Big themes like this naturally prompt the excitable Population Health Blog to speculate about the implications of Naim's more-mobility-mentality for health reform in the United States.

It should be no wonder that policymakers, politicians, academics and regulators are promoting a large and concentrated i.e. powerful version of healthcare delivery.  These cognoscenti argue that huge integrated delivery systems, accountable care organizations and regional providers can "rationalize" health care with standardized protocols, less variation, efficient service lines, alignmment of incentives, optimum capital deployment and assumption of insurance risk.

Mr. Naim cautions that the power-play may not succeed. The PHB extrapolates:

1. While pundits can argue whether the Affordable Care Act's insurance options are as good as they should be, we're devoting a lot of wealth toward health care. More individuals have higher levels of resources to put into their care than they've ever had before. And they know it.

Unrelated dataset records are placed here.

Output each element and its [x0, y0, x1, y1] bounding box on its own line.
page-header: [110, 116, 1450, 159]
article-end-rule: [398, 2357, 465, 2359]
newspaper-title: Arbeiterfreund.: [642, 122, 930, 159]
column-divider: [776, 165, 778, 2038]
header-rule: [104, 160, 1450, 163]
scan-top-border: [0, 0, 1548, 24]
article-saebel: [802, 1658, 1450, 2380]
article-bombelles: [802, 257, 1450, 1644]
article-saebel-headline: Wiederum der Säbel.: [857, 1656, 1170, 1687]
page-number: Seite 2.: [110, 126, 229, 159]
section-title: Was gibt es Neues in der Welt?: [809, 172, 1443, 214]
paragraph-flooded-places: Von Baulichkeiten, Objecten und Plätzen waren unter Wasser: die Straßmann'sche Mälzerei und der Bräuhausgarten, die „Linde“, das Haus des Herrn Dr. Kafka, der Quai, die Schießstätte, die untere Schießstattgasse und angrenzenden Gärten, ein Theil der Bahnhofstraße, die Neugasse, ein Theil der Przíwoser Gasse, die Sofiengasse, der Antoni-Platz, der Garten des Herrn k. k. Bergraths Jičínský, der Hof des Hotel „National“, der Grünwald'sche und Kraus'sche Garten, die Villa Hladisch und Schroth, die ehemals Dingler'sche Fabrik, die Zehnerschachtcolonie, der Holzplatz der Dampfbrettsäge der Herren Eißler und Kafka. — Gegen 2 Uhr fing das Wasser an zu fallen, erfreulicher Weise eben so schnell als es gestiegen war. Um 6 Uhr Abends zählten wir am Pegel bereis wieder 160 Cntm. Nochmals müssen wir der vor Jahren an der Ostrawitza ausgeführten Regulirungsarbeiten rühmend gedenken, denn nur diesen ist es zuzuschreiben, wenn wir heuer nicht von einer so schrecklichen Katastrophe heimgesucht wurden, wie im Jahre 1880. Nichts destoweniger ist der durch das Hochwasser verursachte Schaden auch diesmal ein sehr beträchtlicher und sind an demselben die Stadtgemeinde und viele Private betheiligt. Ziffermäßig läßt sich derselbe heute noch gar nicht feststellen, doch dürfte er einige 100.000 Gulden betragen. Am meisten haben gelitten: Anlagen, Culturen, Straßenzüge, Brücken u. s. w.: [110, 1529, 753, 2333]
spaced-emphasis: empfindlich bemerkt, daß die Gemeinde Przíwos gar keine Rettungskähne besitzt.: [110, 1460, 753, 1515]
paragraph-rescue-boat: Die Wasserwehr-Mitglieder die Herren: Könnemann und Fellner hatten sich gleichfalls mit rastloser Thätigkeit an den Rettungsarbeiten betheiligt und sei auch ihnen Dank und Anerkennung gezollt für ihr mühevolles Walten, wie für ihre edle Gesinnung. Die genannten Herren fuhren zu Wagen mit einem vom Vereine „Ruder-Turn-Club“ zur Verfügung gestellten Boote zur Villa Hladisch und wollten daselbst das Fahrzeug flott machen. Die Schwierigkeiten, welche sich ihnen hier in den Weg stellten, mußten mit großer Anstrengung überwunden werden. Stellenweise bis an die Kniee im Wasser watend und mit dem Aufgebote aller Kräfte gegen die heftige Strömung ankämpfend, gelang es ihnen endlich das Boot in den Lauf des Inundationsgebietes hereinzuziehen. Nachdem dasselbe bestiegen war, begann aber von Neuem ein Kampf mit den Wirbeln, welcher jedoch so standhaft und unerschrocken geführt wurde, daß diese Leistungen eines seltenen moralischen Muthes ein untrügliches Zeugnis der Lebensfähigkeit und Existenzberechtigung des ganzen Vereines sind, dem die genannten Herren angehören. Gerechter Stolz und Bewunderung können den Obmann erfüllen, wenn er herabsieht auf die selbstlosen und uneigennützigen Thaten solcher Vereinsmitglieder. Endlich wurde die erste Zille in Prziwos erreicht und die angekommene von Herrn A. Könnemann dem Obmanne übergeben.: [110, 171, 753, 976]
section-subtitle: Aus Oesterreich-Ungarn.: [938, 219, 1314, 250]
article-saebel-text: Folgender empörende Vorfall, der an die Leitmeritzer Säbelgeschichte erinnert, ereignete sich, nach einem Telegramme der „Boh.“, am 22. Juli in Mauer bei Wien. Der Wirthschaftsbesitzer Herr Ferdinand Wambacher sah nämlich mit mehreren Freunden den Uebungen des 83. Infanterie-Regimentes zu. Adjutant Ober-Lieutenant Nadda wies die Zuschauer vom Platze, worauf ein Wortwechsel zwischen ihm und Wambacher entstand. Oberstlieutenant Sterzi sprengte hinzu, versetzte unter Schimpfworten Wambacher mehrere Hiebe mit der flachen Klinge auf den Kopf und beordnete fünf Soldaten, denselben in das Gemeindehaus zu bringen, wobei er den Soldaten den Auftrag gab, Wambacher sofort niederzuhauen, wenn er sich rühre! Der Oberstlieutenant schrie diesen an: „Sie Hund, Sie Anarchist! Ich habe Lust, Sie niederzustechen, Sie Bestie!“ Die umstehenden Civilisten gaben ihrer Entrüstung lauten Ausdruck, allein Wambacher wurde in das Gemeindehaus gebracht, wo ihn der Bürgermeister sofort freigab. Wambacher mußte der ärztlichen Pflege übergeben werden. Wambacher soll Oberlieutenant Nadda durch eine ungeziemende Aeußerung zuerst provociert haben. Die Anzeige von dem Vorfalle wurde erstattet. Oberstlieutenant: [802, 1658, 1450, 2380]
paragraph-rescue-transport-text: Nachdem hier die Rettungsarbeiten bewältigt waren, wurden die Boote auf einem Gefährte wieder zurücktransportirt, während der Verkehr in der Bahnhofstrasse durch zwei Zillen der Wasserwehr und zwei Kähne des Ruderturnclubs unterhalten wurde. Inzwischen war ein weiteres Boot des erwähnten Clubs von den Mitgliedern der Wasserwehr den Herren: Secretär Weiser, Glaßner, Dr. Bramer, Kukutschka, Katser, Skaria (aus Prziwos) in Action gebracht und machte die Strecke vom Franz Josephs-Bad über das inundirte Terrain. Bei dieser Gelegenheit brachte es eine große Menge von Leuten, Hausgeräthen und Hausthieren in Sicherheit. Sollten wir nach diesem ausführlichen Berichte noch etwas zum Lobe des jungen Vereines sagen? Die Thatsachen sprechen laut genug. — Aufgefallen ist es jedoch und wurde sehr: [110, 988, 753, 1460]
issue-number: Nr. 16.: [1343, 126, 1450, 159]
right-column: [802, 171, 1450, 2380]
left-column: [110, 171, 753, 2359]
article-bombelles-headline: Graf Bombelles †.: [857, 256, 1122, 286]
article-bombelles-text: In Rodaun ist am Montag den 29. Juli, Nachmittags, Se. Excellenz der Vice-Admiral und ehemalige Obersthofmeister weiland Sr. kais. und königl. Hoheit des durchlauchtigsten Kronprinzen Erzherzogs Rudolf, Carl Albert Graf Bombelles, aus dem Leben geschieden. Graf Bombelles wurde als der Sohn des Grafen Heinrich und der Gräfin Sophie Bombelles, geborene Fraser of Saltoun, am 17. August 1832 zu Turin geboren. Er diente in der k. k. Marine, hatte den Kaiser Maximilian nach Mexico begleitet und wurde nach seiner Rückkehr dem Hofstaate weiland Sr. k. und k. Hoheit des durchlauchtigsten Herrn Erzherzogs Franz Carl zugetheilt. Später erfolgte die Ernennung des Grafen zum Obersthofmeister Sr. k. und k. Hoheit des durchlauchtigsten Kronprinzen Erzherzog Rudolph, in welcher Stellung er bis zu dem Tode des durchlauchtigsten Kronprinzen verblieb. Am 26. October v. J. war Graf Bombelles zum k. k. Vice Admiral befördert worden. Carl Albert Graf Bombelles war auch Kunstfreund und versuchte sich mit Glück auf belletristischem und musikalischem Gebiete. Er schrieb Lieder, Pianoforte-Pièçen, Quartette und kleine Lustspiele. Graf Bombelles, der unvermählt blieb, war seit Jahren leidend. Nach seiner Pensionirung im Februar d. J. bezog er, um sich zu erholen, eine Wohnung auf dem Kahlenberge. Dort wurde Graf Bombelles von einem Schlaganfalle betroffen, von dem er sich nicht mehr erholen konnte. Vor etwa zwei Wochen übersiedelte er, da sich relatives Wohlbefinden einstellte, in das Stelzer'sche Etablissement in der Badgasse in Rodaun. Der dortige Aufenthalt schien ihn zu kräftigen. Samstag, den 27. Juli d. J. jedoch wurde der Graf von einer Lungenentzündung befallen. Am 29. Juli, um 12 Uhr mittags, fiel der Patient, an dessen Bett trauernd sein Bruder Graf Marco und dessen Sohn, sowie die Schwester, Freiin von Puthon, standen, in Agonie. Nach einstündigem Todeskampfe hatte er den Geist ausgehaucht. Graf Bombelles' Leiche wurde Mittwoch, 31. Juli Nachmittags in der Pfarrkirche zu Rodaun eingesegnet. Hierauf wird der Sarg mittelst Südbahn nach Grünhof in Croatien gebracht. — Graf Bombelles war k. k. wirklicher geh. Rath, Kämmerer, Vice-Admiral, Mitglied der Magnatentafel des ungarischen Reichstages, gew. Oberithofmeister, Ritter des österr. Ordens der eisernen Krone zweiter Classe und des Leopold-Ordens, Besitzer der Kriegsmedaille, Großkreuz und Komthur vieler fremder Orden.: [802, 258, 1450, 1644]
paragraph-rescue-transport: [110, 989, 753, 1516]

2. While that wealth is being tempered by out-of-pocket expenses, network exclusions, service limitations and other trade-offs, consumers still have relatively abundant choices on not only when, but where to see that doctor, have that surgery or take that pill.  By the way, information is not only cheaper (thanks to the internet) but no longer monopolized by the health professions. 

3. Whether it's a one-on-one recommendation to have a procedure or a proposal to build a new hospital wing, gone are the days when a professional expert's opinion was automatically accepted. Stakeholders are demanding evidence, seeking justification, asking for alternatives and are relishing the "gotcha" moments.

Where do these healthcare versions of more-mobility-mentality take us? Greater access to resources means higher expectations. Mobility means consumers will use exercise choice to cross country, state or even national borders to access care when they choose to do so.  And mentality translates into higher levels of individual consumerism.

Instead of protocols with less variation, patients will want the care to be personalized. Service lines will be judged less on efficiency than on local notions of value. Provider incentives based on "outcomes" and "upside risk" will have zero value proposition for their wealthy, mobile and skeptical customers.  Capital won't necessarily flow toward non-performing assets and year-end savings won't materialize just because policymakers wish it so.

Accountable care organizations and integrated delivery systems will still have huge competitive advantages. That being said, their chances competing successly against smaller competitors and access to capital will be increased if

1) their protocols are flexible,

2) variation is not only welcome but warranted,

3) patients have a good reason to choose their service lines,

4) incentives are broadened, and

5) this new and different level of complicated risk is realistically priced.

And that's assuming that the health provider policymakers, politicians, academics, regulators and CEOs realize that they're not quite in charge anymore.